Surviving High School with ADHD

Quinn Speir
Published on
May 21, 2021

In my Freshman year of high school I found out that I had ADHD. My grades were slipping and I couldn’t keep up with school like I had in the past. I used to be a straight A student, but now I was faced with the prospect of failing a class for the first time in my life.

When I finally got the diagnosis, I felt relieved that it wasn’t that I was just lazy, I was failing because my brain was physically different. From there, I still had to figure out how to thrive in an environment not designed for people like me. In the nearly two years since getting my diagnosis, this is what I have learned.

1) You can’t work against your brain.

I can’t count the number of times I have been told to “just focus” or to “just do the work”, but when you have ADHD, that really isn’t possible. At least when you are starting out, you have to go by your brain’s schedule.

For some, this means setting timers to try and control when your brain is “on” and when it is “off”. For me, this meant doing the complete opposite. I may work for three hours straight, then take a half-hour break, this is just how my brain works.

For most people with ADHD, they struggle with the initial hurdle of switching and initiating a task. This means the Pomodoro method of frequently switching between work and rest, is a nightmare. Thus, work with your brain by limiting the number of times you have to switch tasks.

Personally, I tend to do things in big chunks, rather than spread them out. Instead of doing 30 minutes of a project each day over a span of 2 weeks, I will work for 2 hours, 3 times a week. This also applies to my daily school tasks. Since I have the luxury of going to an online school, I am able to do an entire lesson in one sitting, homework and all.

2) Your attention is valuable.

Once you begin to pay attention to a subject, don’t stop. Breaking your focus means you have to eventually initiate the task all over again. An ADHD brain’s focus is powerful, hyper focus can allow you to finish your lessons in one go.

However, this often leads to procrastination and distraction. If you get in the habit of using your hyper focus superpowers to procrastinate and do a project in one day, you will get burnt out fast.

3) You need to plan everything out.  

Uncertainty is the bane of productivity. If you keep telling yourself “I’ll do that later”, it is probably never going to get done. Get a planner and physically write down everything you need to get done and when you are going to do it.

Get that to-do list out of your head and into your planner. Break down big projects into bite-sized tasks and figure out when “later” is. It will be a lot easier to get work done when you have to keep breaking your focus to remember the other things you have to do.

Let remembering be your planner’s issue. (Speaking of remembering, put everything into your planner. It defeats the purpose of writing things down if you can’t remember where you wrote it down.)

4) Something is better than nothing.

A trap too many people with ADHD fall into is the “all or nothing” mentality. The feeling that you can’t turn something in unless it is your absolute best work.  This mentality often comes from years of putting the same amount of effort as your peers, but always getting worse results.

You feel like you just aren’t working hard enough, that if you weren’t so lazy you could reach your potential. Needless to say, this is BS. You are working hard enough, maybe just in the wrong ways.
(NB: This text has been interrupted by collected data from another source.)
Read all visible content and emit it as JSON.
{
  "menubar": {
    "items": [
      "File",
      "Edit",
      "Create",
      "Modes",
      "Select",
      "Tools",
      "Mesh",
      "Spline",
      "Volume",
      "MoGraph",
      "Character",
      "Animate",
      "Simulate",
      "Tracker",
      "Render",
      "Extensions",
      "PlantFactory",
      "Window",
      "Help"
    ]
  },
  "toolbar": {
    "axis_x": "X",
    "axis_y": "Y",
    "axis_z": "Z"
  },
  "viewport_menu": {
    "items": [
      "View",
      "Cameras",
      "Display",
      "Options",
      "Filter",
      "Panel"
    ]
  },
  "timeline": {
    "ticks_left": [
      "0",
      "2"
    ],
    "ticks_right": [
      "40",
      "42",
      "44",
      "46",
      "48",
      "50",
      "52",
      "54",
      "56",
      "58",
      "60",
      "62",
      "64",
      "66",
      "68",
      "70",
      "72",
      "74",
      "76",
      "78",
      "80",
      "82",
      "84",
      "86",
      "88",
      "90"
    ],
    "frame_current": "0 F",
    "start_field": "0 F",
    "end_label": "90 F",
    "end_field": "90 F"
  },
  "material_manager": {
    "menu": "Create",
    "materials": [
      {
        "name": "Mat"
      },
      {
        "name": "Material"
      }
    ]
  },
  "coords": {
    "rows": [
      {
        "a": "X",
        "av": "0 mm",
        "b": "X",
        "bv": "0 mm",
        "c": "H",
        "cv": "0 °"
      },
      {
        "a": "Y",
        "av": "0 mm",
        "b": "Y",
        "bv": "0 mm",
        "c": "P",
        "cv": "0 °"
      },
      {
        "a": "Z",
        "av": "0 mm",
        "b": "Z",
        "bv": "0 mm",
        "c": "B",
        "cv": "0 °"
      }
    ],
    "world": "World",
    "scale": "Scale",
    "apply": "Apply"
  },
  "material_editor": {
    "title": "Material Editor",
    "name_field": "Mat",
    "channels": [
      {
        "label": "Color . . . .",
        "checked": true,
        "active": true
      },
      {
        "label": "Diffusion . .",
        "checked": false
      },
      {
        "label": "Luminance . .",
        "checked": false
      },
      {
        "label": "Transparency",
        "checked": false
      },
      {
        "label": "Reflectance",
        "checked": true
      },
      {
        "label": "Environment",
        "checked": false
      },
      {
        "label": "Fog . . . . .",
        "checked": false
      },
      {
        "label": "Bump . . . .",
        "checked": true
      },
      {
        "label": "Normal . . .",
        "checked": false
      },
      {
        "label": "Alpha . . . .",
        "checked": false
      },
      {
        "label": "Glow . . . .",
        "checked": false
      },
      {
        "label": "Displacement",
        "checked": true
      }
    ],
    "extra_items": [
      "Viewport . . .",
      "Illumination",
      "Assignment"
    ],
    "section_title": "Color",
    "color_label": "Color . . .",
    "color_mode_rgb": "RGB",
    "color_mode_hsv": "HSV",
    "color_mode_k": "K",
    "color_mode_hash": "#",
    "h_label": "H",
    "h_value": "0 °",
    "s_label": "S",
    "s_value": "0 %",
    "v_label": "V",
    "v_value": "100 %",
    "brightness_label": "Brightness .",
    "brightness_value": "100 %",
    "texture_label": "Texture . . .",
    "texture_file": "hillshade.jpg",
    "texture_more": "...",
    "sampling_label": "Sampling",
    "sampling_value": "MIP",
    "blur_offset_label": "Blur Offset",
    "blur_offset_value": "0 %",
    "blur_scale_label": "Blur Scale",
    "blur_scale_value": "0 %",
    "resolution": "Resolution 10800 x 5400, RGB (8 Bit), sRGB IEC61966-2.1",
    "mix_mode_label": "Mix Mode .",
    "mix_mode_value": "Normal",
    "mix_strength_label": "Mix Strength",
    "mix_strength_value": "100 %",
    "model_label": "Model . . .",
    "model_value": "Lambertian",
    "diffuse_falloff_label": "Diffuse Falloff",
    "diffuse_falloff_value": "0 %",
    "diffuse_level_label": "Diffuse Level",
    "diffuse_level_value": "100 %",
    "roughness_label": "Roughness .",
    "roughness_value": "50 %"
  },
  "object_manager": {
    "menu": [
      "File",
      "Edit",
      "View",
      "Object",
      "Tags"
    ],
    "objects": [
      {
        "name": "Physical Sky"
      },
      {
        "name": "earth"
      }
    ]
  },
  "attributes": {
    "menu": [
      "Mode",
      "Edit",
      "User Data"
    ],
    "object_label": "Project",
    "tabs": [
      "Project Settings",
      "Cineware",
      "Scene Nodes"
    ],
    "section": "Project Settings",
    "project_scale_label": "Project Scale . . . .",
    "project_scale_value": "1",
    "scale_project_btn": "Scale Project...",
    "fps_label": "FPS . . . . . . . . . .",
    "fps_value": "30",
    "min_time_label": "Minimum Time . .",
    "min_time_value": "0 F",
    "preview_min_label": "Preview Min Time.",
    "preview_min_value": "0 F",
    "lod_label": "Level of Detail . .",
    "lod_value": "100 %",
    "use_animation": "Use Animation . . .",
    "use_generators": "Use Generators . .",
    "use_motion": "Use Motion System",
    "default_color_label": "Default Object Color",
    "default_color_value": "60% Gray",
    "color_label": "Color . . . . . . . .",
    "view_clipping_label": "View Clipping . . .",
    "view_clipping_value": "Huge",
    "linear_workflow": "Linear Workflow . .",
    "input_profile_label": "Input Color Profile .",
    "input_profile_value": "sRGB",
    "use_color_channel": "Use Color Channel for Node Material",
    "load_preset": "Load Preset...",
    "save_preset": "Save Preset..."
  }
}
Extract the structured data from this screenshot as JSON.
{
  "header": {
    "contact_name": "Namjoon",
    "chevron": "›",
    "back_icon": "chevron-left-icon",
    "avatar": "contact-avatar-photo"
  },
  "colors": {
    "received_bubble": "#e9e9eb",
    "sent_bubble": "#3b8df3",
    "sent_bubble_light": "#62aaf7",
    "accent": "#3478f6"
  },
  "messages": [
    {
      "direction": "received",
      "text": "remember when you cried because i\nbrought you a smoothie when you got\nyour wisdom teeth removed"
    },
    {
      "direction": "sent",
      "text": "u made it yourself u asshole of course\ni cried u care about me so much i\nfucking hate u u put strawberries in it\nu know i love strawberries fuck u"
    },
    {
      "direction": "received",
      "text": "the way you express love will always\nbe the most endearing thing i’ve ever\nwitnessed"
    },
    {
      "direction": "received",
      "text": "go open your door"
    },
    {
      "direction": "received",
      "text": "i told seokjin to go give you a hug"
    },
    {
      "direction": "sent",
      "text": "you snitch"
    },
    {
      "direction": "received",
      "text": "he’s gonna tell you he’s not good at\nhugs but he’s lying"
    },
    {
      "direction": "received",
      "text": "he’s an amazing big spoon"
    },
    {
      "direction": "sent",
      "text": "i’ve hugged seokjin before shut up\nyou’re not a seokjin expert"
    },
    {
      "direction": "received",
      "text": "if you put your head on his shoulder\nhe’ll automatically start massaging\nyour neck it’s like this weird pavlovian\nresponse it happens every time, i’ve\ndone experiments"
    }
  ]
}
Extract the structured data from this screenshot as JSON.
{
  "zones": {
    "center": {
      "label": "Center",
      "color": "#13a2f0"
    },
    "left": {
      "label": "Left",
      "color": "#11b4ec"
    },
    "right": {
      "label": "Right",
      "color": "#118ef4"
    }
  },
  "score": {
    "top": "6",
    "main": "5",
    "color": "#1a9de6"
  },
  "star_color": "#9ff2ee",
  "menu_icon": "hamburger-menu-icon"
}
Regardless, sometimes it’s okay to not “fulfill your potential”, not every assignment has to be a masterpiece. In fact, none of your assignments have to be a masterpiece. Sometimes, you just need to give the bare minimum.

Sometimes, you may need to give less than the bare minimum. Either of these is better than turning in nothing or spending all your energy revising and then not finishing assignments for any other class. It is better to be a jack of all trades than a master of one.

5) Prioritize maintenance tasks.

It is easy to get caught up in the flow of work and the determination to be done, but you still need to take care of yourself. Maintaining maximum productivity requires prioritizing what I call “maintenance tasks”.

Maintenance tasks are regular tasks you have to do in order for your body and mind to keep running smoothly. They can range from eating breakfast, to doing laundry, to keeping a clean living space.

Regardless of what your maintenance tasks are, they should be your #1 priority. School can wait until after you have clean underwear and a full belly. I promise you, getting your school life together will be that much easier once you have your maintenance tasks done.

6) Don’t be afraid of help.

For me, my help came in the form of a 504. I get accommodations in school because, believe it or not, ADHD is a disability. You’ve heard it a million times, but I’ll say it again, getting help doesn’t make you weak.

You wouldn’t ask an amputee to run in a race without a prosthesis, so why should you ask yourself to achieve the same heights as your peers without help? Having ADHD doesn’t make you any less capable or intelligent, it just means you struggle more in areas where others typically don’t.

So what if you need a formula sheet for your math tests, or you need instructions gone over separately with the teacher? Some people just need extra help getting through the “framework” of school so they can show their knowledge.

Keeping all this in mind

Go forth into the world. This is by no means a comprehensive list, but it should give you a starting point. School with ADHD is a journey of self discovery more intense than many people will face until adulthood.

While it is easy to get caught in the downsides, remember to look on the positive side sometimes. I wish you best of luck my friends.